C’est avec une immense tristesse que j’ai appris le décès de Pierre Pomez.
Si l’homme auquel je veux rendre hommage aujourd’hui était un très grand commissaire-priseur passionné par son métier, Pierre Pomez était avant tout pour le petit garçon que j’étais quand je l’ai rencontré, avec son épouse Jeanne, un ami de mes parents, d’une culture immense, qu’il avait plaisir à partager.
S’il a commencé sa carrière de commissaire-priseur en 1955, il forma à partir de 1962 avec André Boisseau qui fut longtemps Président de la chambre nationale des commissaire-priseur, et jusqu’en 1994, date de leur retraite, un duo emblématique de la salle des ventes de la rue de la Paix.

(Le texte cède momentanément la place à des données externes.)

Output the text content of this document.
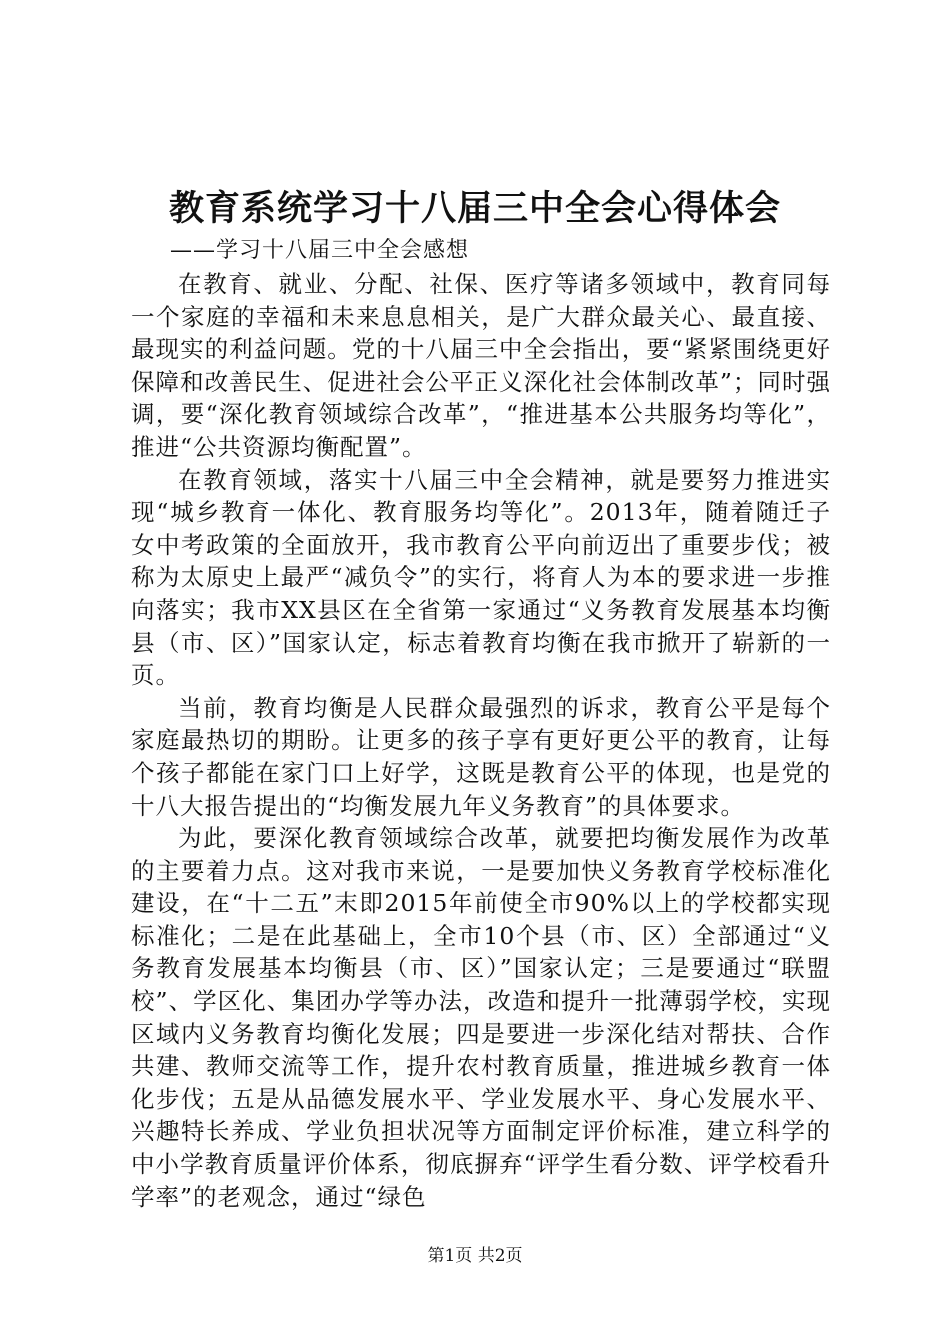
教育系统学习十八届三中全会心得体会
——学习十八届三中全会感想

在教育、就业、分配、社保、医疗等诸多领域中，教育同每一个家庭的幸福和未来息息相关，是广大群众最关心、最直接、最现实的利益问题。党的十八届三中全会指出，要“紧紧围绕更好保障和改善民生、促进社会公平正义深化社会体制改革”；同时强调，要“深化教育领域综合改革”，“推进基本公共服务均等化”，推进“公共资源均衡配置”。

在教育领域，落实十八届三中全会精神，就是要努力推进实现“城乡教育一体化、教育服务均等化”。2013年，随着随迁子女中考政策的全面放开，我市教育公平向前迈出了重要步伐；被称为太原史上最严“减负令”的实行，将育人为本的要求进一步推向落实；我市XX县区在全省第一家通过“义务教育发展基本均衡县（市、区）”国家认定，标志着教育均衡在我市掀开了崭新的一页。

当前，教育均衡是人民群众最强烈的诉求，教育公平是每个家庭最热切的期盼。让更多的孩子享有更好更公平的教育，让每个孩子都能在家门口上好学，这既是教育公平的体现，也是党的十八大报告提出的“均衡发展九年义务教育”的具体要求。

为此，要深化教育领域综合改革，就要把均衡发展作为改革的主要着力点。这对我市来说，一是要加快义务教育学校标准化建设，在“十二五”末即2015年前使全市90%以上的学校都实现标准化；二是在此基础上，全市10个县（市、区）全部通过“义务教育发展基本均衡县（市、区）”国家认定；三是要通过“联盟校”、学区化、集团办学等办法，改造和提升一批薄弱学校，实现区域内义务教育均衡化发展；四是要进一步深化结对帮扶、合作共建、教师交流等工作，提升农村教育质量，推进城乡教育一体化步伐；五是从品德发展水平、学业发展水平、身心发展水平、兴趣特长养成、学业负担状况等方面制定评价标准，建立科学的中小学教育质量评价体系，彻底摒弃“评学生看分数、评学校看升学率”的老观念，通过“绿色

第1页 共2页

Des passions et des savoirs complémentaires : quand André Boisseau était spécialisé dans les armes anciennes, la numismatique ou les meubles régionaux, Pierre Pomez était un éminent spécialiste en bijoux, argenterie, livres anciens ou encore tableaux.
Président de l’association des Amis des musées durant un quart de siècle, il avait mis ses connaissances et son réseau au service des musées troyens. Bien conscient qu’un musée ne vit que par l’enrichissement de ses collections, il repérait les oeuvres avant d’en fait don, via l’association, à nos musées qu’il a considérablement contribué à faire évoluer.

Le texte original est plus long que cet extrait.